855.519.7328

HIPAA-HITECH Business Associates Agreements (BAAs) Should Dissolve

In a recent report on the healthcare industry I was surprised to learn the amount of Business Associates (BAs) that are side-stepping their roles and responsibilities with handling Private Health Information (PHI).  In essence, most BA’s are minimizing their potential exposure to risk and penalties by simply omitting the necessary language from their HIPAA-HITECH Business Associate Agreements.  Here is the issue, as I see it.  Years ago the Department of Health and Human Services (HHS) had no authority to regulate anyone other than covered entities (CEs) and because of this, established the idea of a business associate agreement (BAA) to impose contractual obligations on the wide range of service providers to the health care industry.  While that imposed good reasoning for covered entities to put the BAAs in place (not to mention the HHS mandates) with their business associates, it somewhat established a contractual negotiation that most covered entities are now desperately trying to change.

As HIPAA-HITECH have changed over the years and most recently with the introduction of the Omnibus Final Rule, I view covered entities and business associates on a common and level playing field with private health information – to a certain degree.  That being said, in my opinion, the requirements of HHS still enforcing the need for business associate agreements is ridiculous!  Shouldn’t it simply be a requirement for everyone (BAs and CEs) to maintain HIPAA-HITECH compliance and exercise due diligence in the protection of private health information?

One glaring issue in my mind deals directly with the “Breach Notification Requirement” included in the omnibus regulation.  HHS makes it painfully clear that a covered entity is responsible if their business associate has a security breach — though these same BA’s are bound by a legal obligation (independently from the CE) to maintain HIPAA compliance.  How does this even make sense?  How is an organization to modify their current business associate agreement to address this?

HHS Has a Chance for Real Change

HHS personnel have explained their rationale many times with regards to the business associate agreements, and quite frankly I’m still not sold on the idea.  Is it still necessary for covered entities and business associates to create an agreement on the “terms & conditions” of which private health information is handled?  Are they not BOTH required to meet HIPAA compliance?  If you ask me, one of the main concerns that a business associate agreement is supposed to address is ambiguity, but an agreement of this sort still being required is counter-intuitive.

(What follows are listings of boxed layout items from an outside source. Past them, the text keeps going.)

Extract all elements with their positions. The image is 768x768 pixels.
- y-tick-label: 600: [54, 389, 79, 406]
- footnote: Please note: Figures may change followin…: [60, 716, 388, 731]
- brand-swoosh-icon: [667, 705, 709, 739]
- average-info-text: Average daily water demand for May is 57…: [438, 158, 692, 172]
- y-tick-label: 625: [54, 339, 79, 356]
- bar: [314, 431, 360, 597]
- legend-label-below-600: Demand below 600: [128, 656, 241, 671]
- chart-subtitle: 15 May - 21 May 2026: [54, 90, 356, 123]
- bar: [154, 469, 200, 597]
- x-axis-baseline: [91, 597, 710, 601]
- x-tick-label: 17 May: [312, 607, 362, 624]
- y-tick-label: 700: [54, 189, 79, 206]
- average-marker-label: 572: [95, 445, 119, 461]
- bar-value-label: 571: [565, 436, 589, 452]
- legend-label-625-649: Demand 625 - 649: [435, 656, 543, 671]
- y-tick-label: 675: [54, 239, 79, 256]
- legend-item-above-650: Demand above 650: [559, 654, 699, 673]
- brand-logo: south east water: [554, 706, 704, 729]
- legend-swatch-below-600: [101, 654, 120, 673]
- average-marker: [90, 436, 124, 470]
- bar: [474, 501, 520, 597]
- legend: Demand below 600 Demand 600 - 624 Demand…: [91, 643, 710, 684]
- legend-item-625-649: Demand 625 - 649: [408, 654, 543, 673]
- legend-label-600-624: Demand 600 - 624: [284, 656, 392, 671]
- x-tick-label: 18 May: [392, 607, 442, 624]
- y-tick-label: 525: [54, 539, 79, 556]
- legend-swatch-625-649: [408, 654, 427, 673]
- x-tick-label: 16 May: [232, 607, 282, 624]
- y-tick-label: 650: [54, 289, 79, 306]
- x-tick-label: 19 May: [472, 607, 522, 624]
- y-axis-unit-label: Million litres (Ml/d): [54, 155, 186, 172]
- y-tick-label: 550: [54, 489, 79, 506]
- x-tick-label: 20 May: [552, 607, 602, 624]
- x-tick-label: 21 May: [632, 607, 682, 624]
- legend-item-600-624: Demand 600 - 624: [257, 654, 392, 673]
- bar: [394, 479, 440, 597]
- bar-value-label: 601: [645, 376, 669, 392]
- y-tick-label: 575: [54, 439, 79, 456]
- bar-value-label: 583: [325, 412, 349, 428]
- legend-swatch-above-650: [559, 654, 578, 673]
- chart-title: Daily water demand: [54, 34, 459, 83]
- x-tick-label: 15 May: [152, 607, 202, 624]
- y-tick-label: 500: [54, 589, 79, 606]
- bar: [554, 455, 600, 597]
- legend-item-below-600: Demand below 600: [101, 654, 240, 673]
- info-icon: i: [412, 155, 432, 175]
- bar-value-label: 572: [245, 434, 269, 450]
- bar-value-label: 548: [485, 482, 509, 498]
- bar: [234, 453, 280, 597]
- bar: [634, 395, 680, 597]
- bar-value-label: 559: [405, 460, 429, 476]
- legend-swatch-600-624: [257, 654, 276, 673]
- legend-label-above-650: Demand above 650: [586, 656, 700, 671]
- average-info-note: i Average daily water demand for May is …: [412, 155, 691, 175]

It has recently occurred to me that HHS has an excellent opportunity to adopt from their friends at the Department of Defense (DoD).  The DoD has utilized DIACAP (DoD Information Assurance Certification & Accreditation Process) for years now as their compliance mandate and formal risk acceptance strategy.  With DIACAP, the concern resides with the storing, processing, handling, and transmission of any DoD-related data, much in the same way that HIPAA deals with PHI.  Here is where the adoption should take place.  DoD agencies are responsible for enforcing DIACAP requirements throughout their own organization(s), as well as any outsider (commercial entity) providing software, hardware, or solutions to the DoD, and any inter-connection between the DoD and outside entity.  If an outside source cannot meet the requirements of DIACAP, they simply are no longer approved for continuing to provide business services to the DoD until such requirements are met.  In addition, when dealing with an inter-connection between DoD and commercial entities, a contractual agreement (many times SLAs, MOAs, MOUs) are formed to outline the information assurance (IA) controls that are required to be met by the outside entity, and the IA controls that fall strictly under the purview of the DoD.  This would be a rather simple solution to the re-work required for these silly business associate agreements.  Hold the covered entity ultimately responsible (which is currently the case), document where security rule requirements are potentially a shared responsibility, and finally, any business associate failing to meet the requirements of the HHS is simply removed from the capability of being an official “business associate”.

Conclusion

As with most compliance requirements, there is still a great deal of clean up that needs to occur with regards to HIPAA-HITECH and Omnibus Final Rule.  While DIACAP may not be a perfect solution, it does clearly articulate the roles and responsibilities of the parties involved in the processing, storing, handling, and transmitting DoD data.  I think assigning the covered entity overall responsibility of the private health information (thereby making them the DoD for the sake of this argument) and charging the business associate (outside entity) with the requirements of proving and maintaining HIPAA compliance would be an excellent modification to the Final Rule and remove the guesswork associated with drafting a business associate agreement.